Living in the Light


Branch in the Sunshine by Timothy Eberly on

“Take the fig tree as a parable: as soon as its twigs grow supple and its leaves come out, you know that summer is near.”

One of the things I have to do from time to time in my work as a doctor is to tell someone they are going to die.

Well, in one way, that is no great surprise. Sooner or later, we are all going to die. And we will all die of something. But it always comes as a shock to anyone to know that they now have the disease which will probably kill them.

Telling someone that he is going to die is – for me – a little like going to confession. I don’t really like doing it. Truth hurts. Sometimes I feel like it hurts too much. But afterwards, I feel better because I know it was the right thing. Because every time I do it – every single time – the person says ‘thank you’. And that is odd because people don’t often thank doctors. Even when we do something really good, like making a clever diagnosis, or managing to cure some problem, people don’t often thank us. But every time I tell someone they are going to die and there is nothing ultimately that medical science can do about it – every time they thank me.

Why is that? Well, I don’t rightly know... but I have to think that it has something to do with the fact that we are telling them something they already know. Most often people have been sick for some time and they know perfectly well what is happening to them. And the last gift their doctor has to give them is honesty.

When I was training in geriatrics, one of the senior consultants suggested I should come with him on what is called a “domiciliary visit” – that’s when a hospital doctor comes out to see a patient in his or her home. This patient was an old lady of 92. Three months before, she had been fit enough to dig the garden she had tended for the last 50 years. But gradually she had noticed herself feeling very tired, losing a lot of weight, her clothes suddenly becoming too large for her and lumps appearing all over her skin. She wanted to know what could possibly be causing this. As we listened to her story, around her clustered protectively her two daughters and her son-in-law.

My boss then did a very careful and thorough examination, which took about half an hour. Then the lady went away for a few moments to the toilet to tidy herself up. Instantly, the two daughters and the son-in-law broke into passionate argument imploring my boss that, if it was bad news, he should not tell her, because she would not be able to cope with it. They knew her well enough to know that she could not possibly live with any bad news - they were her two daughters and son-in-law.

My boss looked at them very sadly and said that he would only tell her what the patient herself wanted to know.

When she came back in the room, he sat her down and said very simply: “Mrs <Jones>, I have come here to find out what is wrong with you. I think I know what it is. Do you want to know what I think?”
There was a pause and then she replied: “Yes, doctor,” she said firmly.

And I will always remember what he said – if you wonder why, it’s because I’ve often recalled his words and wondered if I would ever have the courage to say the same.
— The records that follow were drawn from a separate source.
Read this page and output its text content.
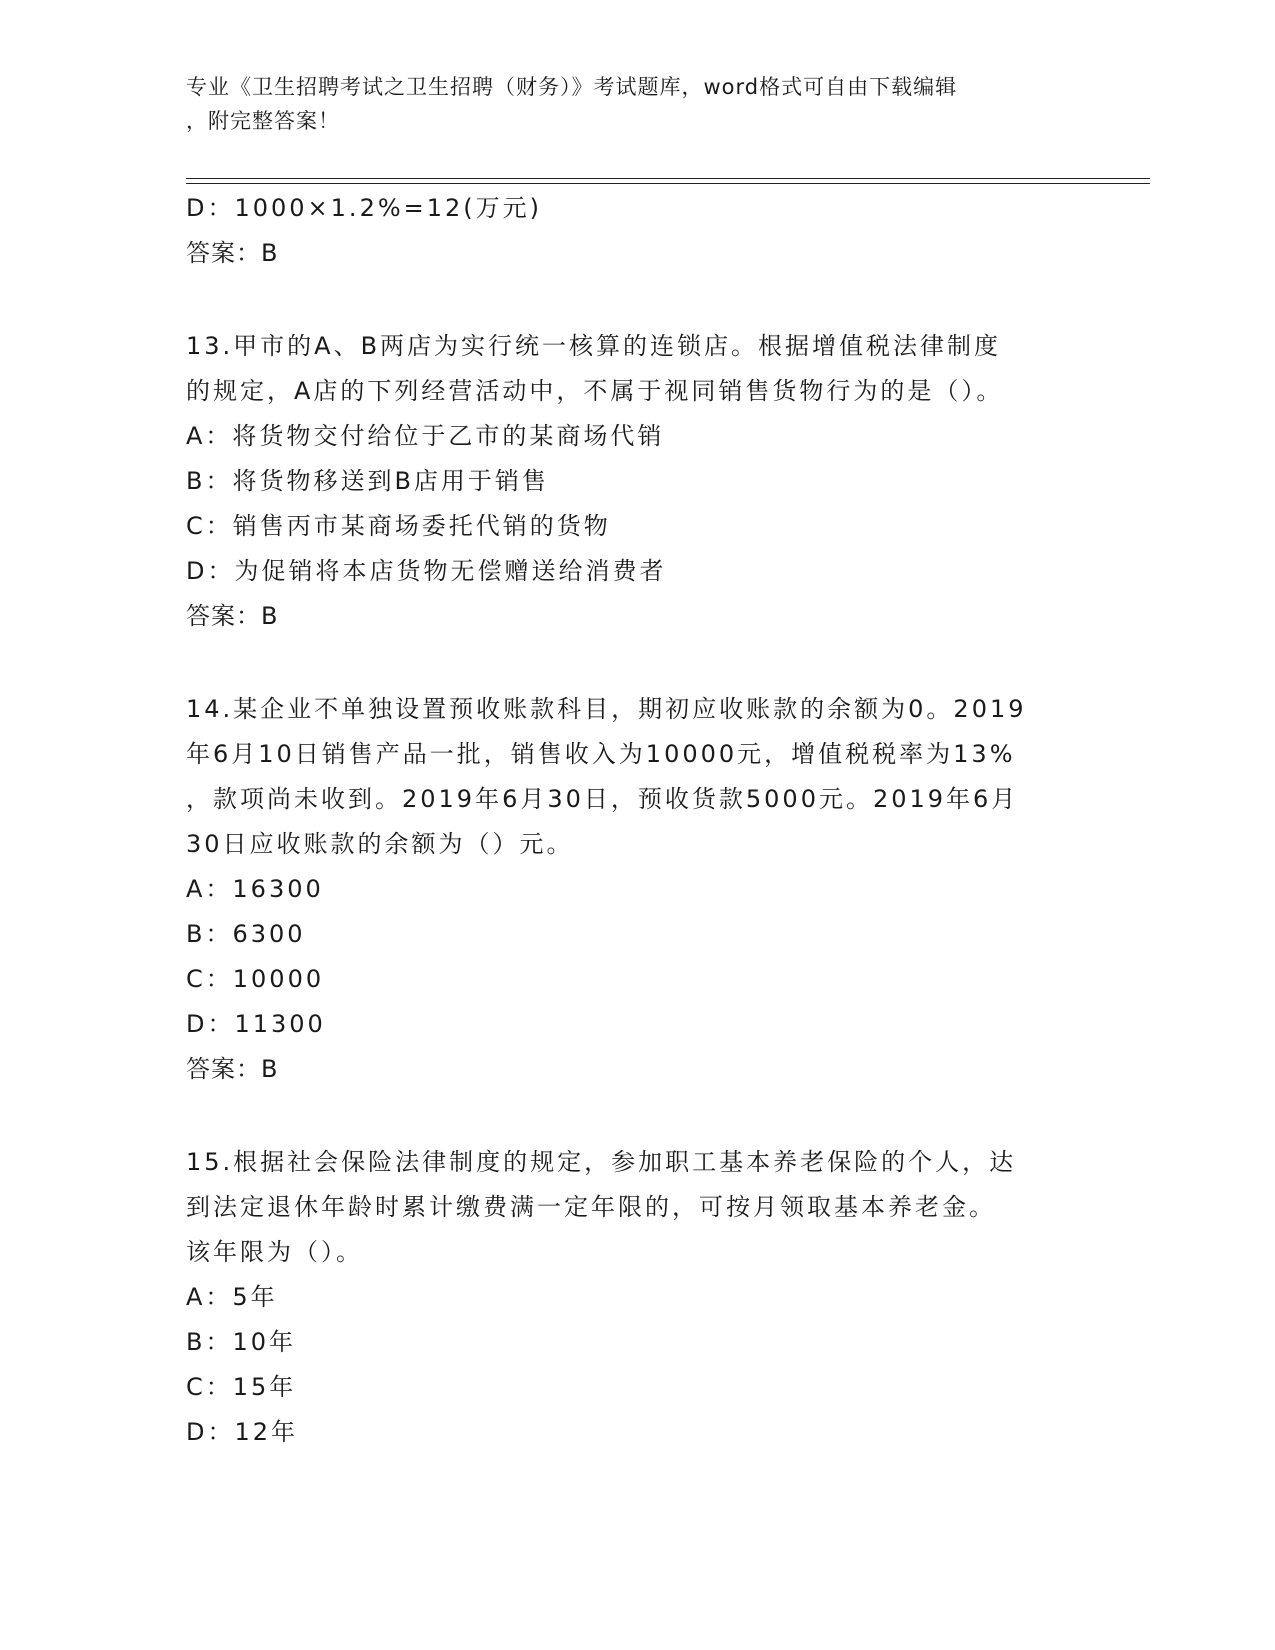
专业《卫生招聘考试之卫生招聘（财务）》考试题库，word格式可自由下载编辑
，附完整答案！
D：1000×1.2%=12(万元)
答案：B
13.甲市的A、B两店为实行统一核算的连锁店。根据增值税法律制度
的规定，A店的下列经营活动中，不属于视同销售货物行为的是（）。
A：将货物交付给位于乙市的某商场代销
B：将货物移送到B店用于销售
C：销售丙市某商场委托代销的货物
D：为促销将本店货物无偿赠送给消费者
答案：B
14.某企业不单独设置预收账款科目，期初应收账款的余额为0。2019
年6月10日销售产品一批，销售收入为10000元，增值税税率为13%
，款项尚未收到。2019年6月30日，预收货款5000元。2019年6月
30日应收账款的余额为（）元。
A：16300
B：6300
C：10000
D：11300
答案：B
15.根据社会保险法律制度的规定，参加职工基本养老保险的个人，达
到法定退休年龄时累计缴费满一定年限的，可按月领取基本养老金。
该年限为（）。
A：5年
B：10年
C：15年
D：12年
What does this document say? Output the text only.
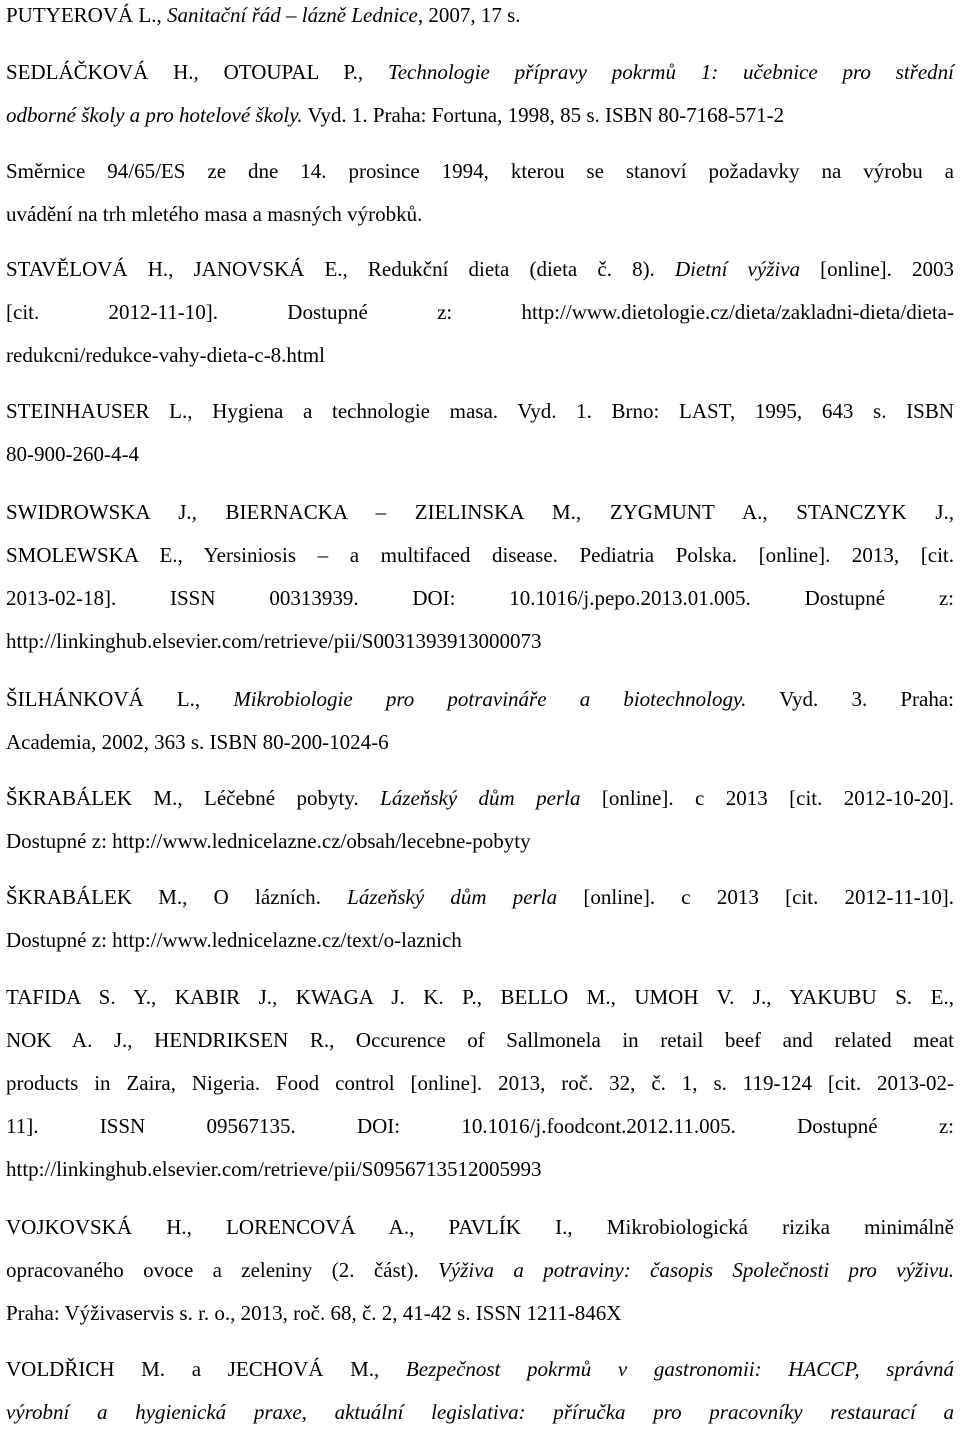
PUTYEROVÁ L., Sanitační řád – lázně Lednice, 2007, 17 s.

SEDLÁČKOVÁ H., OTOUPAL P., Technologie přípravy pokrmů 1: učebnice pro střední
odborné školy a pro hotelové školy. Vyd. 1. Praha: Fortuna, 1998, 85 s. ISBN 80-7168-571-2

Směrnice 94/65/ES ze dne 14. prosince 1994, kterou se stanoví požadavky na výrobu a
uvádění na trh mletého masa a masných výrobků.

STAVĚLOVÁ H., JANOVSKÁ E., Redukční dieta (dieta č. 8). Dietní výživa [online]. 2003
[cit. 2012-11-10]. Dostupné z: http://www.dietologie.cz/dieta/zakladni-dieta/dieta-
redukcni/redukce-vahy-dieta-c-8.html

STEINHAUSER L., Hygiena a technologie masa. Vyd. 1. Brno: LAST, 1995, 643 s. ISBN
80-900-260-4-4

SWIDROWSKA J., BIERNACKA – ZIELINSKA M., ZYGMUNT A., STANCZYK J.,
SMOLEWSKA E., Yersiniosis – a multifaced disease. Pediatria Polska. [online]. 2013, [cit.
2013-02-18]. ISSN 00313939. DOI: 10.1016/j.pepo.2013.01.005. Dostupné z:
http://linkinghub.elsevier.com/retrieve/pii/S0031393913000073

ŠILHÁNKOVÁ L., Mikrobiologie pro potravináře a biotechnology. Vyd. 3. Praha:
Academia, 2002, 363 s. ISBN 80-200-1024-6

ŠKRABÁLEK M., Léčebné pobyty. Lázeňský dům perla [online]. c 2013 [cit. 2012-10-20].
Dostupné z: http://www.lednicelazne.cz/obsah/lecebne-pobyty

ŠKRABÁLEK M., O lázních. Lázeňský dům perla [online]. c 2013 [cit. 2012-11-10].
Dostupné z: http://www.lednicelazne.cz/text/o-laznich

TAFIDA S. Y., KABIR J., KWAGA J. K. P., BELLO M., UMOH V. J., YAKUBU S. E.,
NOK A. J., HENDRIKSEN R., Occurence of Sallmonela in retail beef and related meat
products in Zaira, Nigeria. Food control [online]. 2013, roč. 32, č. 1, s. 119-124 [cit. 2013-02-
11]. ISSN 09567135. DOI: 10.1016/j.foodcont.2012.11.005. Dostupné z:
http://linkinghub.elsevier.com/retrieve/pii/S0956713512005993

VOJKOVSKÁ H., LORENCOVÁ A., PAVLÍK I., Mikrobiologická rizika minimálně
opracovaného ovoce a zeleniny (2. část). Výživa a potraviny: časopis Společnosti pro výživu.
Praha: Výživaservis s. r. o., 2013, roč. 68, č. 2, 41-42 s. ISSN 1211-846X

VOLDŘICH M. a JECHOVÁ M., Bezpečnost pokrmů v gastronomii: HACCP, správná
výrobní a hygienická praxe, aktuální legislativa: příručka pro pracovníky restaurací a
This is what he said:
“Mrs Jones, I think you have a very widespread cancer all over your body. If you wish I can take you into hospital and cause you a lot of pain and spend a good deal of the country’s money doing a lot of tests to find out if I am right or not. But I honestly think that I am right. So, if you are prepared to trust my judgement, then here is my telephone number. If you get any pain or any other problem that you think I might be able to help you with, please call it at once. Is there anything else you would like to ask me?”

The two daughters and the son-in-law all collapsed in an untidy heap. Mrs Jones ignored them. She smiled beautifully and said: “No doctor. Thank you very much. You have helped me.”

After that there was nothing more to be said and we left. I never saw her again, but I happen to know that my boss called her every week for months after that until she did need help with her pain.

There are signs in our lives which, if we are willing to pay attention to them, tell us all we need to know about what is really happening with us – whether or not we are really living well – living the lives God created us for. But so much of our time is spent on other things – the daily grind – the pinprick problems of everyday life – that we forget those signs. Or worse, we try to pretend that they are not there. But the truth is that we cannot pretend forever. Sooner or later, reality bites. And then we have no choice but to be honest and alone before God, offering him the fruit of our lives.

Let us “Take the fig tree as a parable” of the shortness of our own time on Earth and our need to use it well.